We will use Microsoft COCO (Common Objects in Context) data set to train our "Image Caption Retrieval Model". This data set consists of pretrained 10-crop VGG19 features (Neural codes) and its corresponding text caption. 


In [1]:
from __future__ import print_function

import os
import sys
import numpy as np
import pandas as pd
from collections import OrderedDict

DATA_PATH = 'data'
EMBEDDING_PATH = 'embeddings'
MODEL_PATH = 'models'

You will need to create above directories and locate data set provided in directory 'data'

#### Reading pairs of image (VGG19 features) - caption data

In [2]:
# DO NOT CHANGE BELOW CODE

import collections

np_train_data = np.load(os.path.join(DATA_PATH,'train_data.npy'))
np_val_data = np.load(os.path.join(DATA_PATH,'val_data.npy'))
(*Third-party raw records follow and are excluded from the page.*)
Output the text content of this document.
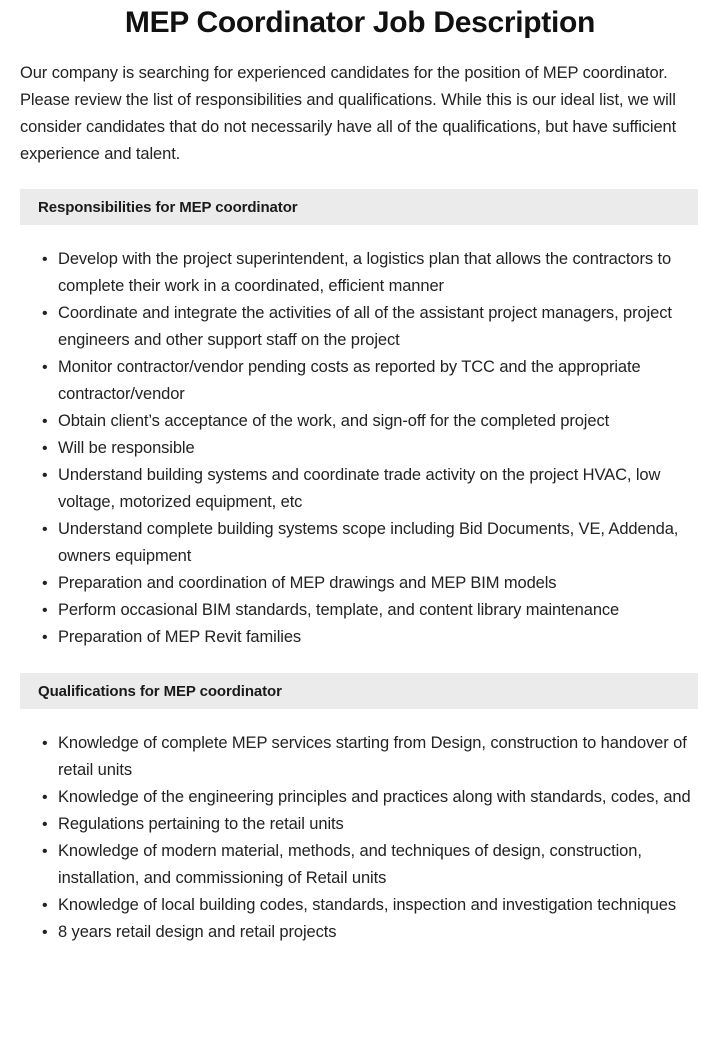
MEP Coordinator Job Description

Our company is searching for experienced candidates for the position of MEP coordinator. Please review the list of responsibilities and qualifications. While this is our ideal list, we will consider candidates that do not necessarily have all of the qualifications, but have sufficient experience and talent.

Responsibilities for MEP coordinator
• Develop with the project superintendent, a logistics plan that allows the contractors to complete their work in a coordinated, efficient manner
• Coordinate and integrate the activities of all of the assistant project managers, project engineers and other support staff on the project
• Monitor contractor/vendor pending costs as reported by TCC and the appropriate contractor/vendor
• Obtain client’s acceptance of the work, and sign-off for the completed project
• Will be responsible
• Understand building systems and coordinate trade activity on the project HVAC, low voltage, motorized equipment, etc
• Understand complete building systems scope including Bid Documents, VE, Addenda, owners equipment
• Preparation and coordination of MEP drawings and MEP BIM models
• Perform occasional BIM standards, template, and content library maintenance
• Preparation of MEP Revit families
Qualifications for MEP coordinator
• Knowledge of complete MEP services starting from Design, construction to handover of retail units
• Knowledge of the engineering principles and practices along with standards, codes, and
• Regulations pertaining to the retail units
• Knowledge of modern material, methods, and techniques of design, construction, installation, and commissioning of Retail units
• Knowledge of local building codes, standards, inspection and investigation techniques
• 8 years retail design and retail projects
train_data = collections.OrderedDict()
for i in range(len(np_train_data.item())):
    cap =  np_train_data.item()['caps']
    img =  np_train_data.item()['ims']
    train_data['caps'] = cap
    train_data['ims'] = img
    
val_data = collections.OrderedDict()
for i in range(len(np_val_data.item())):
    cap =  np_val_data.item()['caps']
    img =  np_val_data.item()['ims']
    val_data['caps'] = cap
    val_data['ims'] = img

In [3]:
# example of caption
print(train_data['caps'][0])
print(train_data['ims'].shape)
print(len(train_data['caps']))

b'a woman wearing a net on her head cutting a cake'
(10000, 4096)
50000


In [4]:
# example of pre-computed VGG19 features
print(val_data['ims'][0])
print(val_data['ims'].shape)
print(len(val_data['caps']))


[0.00109166 0.         0.         ... 0.         0.         0.        ]
(5000, 4096)
25000


#### Reading caption and information about its corresponding raw images from Microsoft COCO website

In [5]:
# DO NOT CHANGE BELOW CODE
# use them for your own additional preprocessing step
# to map precomputed features and location of raw images 

import json

with open(os.path.join(DATA_PATH,'instances_val2014.json')) as json_file:
    coco_instances_val = json.load(json_file)
    
with open(os.path.join(DATA_PATH,'captions_val2014.json')) as json_file:
    coco_caption_val = json.load(json_file)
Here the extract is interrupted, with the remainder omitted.